Oleh: Alif Vidia Septiyani

Ketika bunga sakura bermekaran. Hari terasa lebih cepat menjemput senja. Bulan setengah bundar, merangkak pelan. Ars berdiri tegak di geladak. Pandangannya tak rela melepas Kota Madura. Sisa kelap-kelip lampu di tengah malam itu menandai perpisahan. Keramahan para nelayan, deburan ombak, juga ketabahan warga menghadapi tragedi tumpahan minyak dan juga lumpur panas. Semua menempati kesan tersendiri di hatinya.

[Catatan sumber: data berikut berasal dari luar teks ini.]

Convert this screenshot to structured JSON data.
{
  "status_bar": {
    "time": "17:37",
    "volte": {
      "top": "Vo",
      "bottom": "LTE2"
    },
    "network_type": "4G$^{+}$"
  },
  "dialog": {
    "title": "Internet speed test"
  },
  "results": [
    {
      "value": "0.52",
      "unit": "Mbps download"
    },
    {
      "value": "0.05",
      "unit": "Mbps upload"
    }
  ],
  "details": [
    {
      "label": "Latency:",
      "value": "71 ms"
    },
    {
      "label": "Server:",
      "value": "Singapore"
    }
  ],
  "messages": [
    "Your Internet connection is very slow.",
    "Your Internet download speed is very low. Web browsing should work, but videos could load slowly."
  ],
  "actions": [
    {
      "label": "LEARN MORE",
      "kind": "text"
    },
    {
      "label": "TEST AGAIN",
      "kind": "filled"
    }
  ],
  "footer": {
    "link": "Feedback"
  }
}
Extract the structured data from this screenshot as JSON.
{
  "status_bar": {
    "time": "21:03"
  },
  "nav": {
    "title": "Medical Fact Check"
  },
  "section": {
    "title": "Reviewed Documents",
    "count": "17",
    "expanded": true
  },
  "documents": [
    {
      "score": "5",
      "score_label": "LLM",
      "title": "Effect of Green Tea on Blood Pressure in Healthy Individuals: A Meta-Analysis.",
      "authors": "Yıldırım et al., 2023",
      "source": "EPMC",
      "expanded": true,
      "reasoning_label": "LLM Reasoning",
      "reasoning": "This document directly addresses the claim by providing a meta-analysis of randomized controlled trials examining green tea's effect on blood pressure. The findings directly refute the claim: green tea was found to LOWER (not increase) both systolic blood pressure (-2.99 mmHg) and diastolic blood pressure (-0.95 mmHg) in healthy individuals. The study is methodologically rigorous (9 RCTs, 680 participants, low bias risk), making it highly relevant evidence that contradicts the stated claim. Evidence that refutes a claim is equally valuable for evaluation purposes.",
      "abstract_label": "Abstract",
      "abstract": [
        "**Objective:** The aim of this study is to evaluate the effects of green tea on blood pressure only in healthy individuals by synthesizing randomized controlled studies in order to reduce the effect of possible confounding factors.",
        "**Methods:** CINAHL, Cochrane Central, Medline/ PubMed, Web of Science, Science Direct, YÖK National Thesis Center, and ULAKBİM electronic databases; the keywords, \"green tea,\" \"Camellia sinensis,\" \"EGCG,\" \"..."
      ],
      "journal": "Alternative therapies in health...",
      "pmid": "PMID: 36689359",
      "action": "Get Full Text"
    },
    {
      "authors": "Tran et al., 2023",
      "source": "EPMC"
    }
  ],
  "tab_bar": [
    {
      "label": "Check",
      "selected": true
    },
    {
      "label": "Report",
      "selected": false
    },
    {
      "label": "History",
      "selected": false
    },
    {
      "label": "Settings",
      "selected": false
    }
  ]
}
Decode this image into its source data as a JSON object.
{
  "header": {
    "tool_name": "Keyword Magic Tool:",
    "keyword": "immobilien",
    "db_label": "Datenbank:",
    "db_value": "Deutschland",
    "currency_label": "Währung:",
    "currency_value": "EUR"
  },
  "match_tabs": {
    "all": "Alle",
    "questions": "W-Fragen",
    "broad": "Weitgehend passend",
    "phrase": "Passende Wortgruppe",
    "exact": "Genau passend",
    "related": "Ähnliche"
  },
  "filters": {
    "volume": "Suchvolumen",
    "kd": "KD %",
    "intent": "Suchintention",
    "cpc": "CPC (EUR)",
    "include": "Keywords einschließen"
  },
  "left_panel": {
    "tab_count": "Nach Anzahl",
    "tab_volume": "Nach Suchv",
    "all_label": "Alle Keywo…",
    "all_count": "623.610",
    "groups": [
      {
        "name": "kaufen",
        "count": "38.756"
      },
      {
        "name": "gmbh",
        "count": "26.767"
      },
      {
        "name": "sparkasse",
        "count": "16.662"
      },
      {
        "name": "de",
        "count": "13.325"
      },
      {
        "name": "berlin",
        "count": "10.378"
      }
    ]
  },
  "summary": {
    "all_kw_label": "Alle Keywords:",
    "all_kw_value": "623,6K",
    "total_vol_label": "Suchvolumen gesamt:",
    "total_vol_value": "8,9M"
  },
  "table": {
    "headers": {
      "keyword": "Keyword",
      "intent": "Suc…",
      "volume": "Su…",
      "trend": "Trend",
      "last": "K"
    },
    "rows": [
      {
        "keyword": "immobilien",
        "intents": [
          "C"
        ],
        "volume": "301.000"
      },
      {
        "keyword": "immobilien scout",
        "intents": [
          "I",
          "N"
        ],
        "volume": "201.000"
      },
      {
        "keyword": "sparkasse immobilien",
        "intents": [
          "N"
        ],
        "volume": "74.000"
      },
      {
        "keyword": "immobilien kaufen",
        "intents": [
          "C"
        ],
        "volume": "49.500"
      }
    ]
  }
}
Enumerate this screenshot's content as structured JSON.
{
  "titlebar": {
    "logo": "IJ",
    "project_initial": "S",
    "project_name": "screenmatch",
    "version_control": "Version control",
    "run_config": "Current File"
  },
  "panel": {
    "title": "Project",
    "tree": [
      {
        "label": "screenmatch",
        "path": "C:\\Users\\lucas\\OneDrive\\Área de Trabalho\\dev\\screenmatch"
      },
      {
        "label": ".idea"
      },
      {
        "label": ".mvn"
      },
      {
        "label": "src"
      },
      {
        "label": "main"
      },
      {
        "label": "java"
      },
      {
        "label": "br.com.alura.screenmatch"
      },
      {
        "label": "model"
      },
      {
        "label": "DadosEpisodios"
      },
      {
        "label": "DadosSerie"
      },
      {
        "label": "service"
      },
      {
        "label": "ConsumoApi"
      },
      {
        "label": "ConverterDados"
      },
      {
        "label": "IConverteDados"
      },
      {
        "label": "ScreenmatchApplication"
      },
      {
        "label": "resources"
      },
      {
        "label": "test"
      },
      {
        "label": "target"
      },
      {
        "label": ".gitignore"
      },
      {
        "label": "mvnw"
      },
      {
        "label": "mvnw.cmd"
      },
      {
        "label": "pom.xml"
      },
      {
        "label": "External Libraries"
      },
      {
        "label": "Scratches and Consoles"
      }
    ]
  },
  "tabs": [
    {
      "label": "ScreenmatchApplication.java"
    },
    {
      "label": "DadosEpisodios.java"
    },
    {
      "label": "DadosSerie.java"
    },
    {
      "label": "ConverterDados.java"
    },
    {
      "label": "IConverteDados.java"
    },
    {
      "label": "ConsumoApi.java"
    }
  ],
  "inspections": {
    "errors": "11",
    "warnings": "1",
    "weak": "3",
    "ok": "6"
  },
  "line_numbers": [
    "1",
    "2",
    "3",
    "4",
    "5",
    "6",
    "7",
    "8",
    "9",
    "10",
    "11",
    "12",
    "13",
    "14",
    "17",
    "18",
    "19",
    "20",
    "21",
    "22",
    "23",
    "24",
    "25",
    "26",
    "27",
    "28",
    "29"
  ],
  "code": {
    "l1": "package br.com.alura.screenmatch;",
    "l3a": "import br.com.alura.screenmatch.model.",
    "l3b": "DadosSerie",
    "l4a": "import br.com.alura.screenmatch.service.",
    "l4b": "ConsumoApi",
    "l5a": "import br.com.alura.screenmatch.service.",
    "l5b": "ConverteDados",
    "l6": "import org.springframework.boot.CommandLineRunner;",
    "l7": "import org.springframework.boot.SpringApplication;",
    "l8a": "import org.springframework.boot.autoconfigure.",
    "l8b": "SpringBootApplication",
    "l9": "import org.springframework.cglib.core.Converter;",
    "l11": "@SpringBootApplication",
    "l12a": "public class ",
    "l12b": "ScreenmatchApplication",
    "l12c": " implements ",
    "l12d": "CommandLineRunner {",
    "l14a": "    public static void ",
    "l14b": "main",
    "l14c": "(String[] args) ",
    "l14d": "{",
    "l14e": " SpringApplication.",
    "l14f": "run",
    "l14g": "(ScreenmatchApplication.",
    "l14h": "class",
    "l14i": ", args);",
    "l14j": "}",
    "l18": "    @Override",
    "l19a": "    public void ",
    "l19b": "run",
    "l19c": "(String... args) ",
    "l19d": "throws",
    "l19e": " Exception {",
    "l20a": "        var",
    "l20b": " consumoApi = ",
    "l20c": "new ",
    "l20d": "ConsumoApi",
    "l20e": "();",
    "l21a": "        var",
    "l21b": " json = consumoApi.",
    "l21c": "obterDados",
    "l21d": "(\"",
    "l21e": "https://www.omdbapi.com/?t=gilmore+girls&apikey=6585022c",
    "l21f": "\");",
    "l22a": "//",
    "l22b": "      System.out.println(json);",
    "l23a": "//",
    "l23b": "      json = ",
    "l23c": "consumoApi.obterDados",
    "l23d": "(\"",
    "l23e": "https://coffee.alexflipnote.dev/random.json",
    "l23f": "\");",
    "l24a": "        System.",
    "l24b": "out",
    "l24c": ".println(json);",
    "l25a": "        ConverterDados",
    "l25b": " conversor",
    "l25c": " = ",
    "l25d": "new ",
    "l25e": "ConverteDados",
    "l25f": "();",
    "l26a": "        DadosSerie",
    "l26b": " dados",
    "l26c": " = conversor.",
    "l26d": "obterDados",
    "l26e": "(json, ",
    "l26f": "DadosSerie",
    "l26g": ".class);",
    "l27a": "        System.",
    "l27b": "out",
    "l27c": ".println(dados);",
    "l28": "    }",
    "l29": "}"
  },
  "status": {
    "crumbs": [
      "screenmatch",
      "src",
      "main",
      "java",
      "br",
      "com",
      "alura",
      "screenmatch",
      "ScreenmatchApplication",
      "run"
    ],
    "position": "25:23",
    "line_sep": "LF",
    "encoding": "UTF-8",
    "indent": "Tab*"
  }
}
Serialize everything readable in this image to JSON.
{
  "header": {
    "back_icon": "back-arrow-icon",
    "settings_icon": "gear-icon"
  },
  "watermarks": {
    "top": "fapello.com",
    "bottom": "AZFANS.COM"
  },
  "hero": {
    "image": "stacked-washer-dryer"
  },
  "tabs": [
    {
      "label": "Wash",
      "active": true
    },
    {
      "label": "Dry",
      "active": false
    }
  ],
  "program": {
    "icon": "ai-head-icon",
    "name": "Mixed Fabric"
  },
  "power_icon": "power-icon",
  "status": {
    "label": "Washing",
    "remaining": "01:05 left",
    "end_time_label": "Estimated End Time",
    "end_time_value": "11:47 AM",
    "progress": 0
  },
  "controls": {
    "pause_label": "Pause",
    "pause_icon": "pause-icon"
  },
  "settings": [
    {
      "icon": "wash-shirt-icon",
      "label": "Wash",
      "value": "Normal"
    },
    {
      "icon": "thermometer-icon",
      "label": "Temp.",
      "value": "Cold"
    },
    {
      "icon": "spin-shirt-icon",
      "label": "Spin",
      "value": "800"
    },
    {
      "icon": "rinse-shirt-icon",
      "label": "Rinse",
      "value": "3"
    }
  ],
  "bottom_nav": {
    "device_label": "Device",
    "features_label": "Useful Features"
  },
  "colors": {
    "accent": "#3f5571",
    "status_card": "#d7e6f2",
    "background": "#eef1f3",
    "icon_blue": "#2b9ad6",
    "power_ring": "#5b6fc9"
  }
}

Dari biduk yang teromabang-ambing, mata Ars tak lepas memandangi kapal Joko Tole. Semakin dekat, kapal itu tampak makin gagah, tiang layarnya kokoh. Membangkitkan kekaguman. Ars melompat, menggaet tangga kapal yang bergelantungan. Setelah kakinya berpijak, ia mulai memanjat tangga, lengkap dengan rangsel masih di punggungnya. Kapal Joko Tole berbobot hampir 880 ton, dengan kecepatan penuh, ia dapat melaju 17 knot per jamnya. Cukup dengan dorongan angin.

Angin memang terasa semakin keras mendorong dari buritan. Mendorong kapal bergerak semakin laju. Angin buritan itu tentu menunjukkan asal angin dari belakang kapal. Kalau dari arah depan disebut angin haluan. Angin buritan yang keras daya dorongnya, kadang disebut sebagai angin turutan. Sebaliknya, angin sakal, datang dari depan dengan daya hambat yang tinggi. Angin sakal, tentu tidak diharapkan oleh para nahkoda. Sebab akan menghambat laju pelayaran. Ars berharap malam ini laut Timor akan lebih banyak bertiup angin turutan. Supaya kapal bisa lekas sampai kota Surabaya.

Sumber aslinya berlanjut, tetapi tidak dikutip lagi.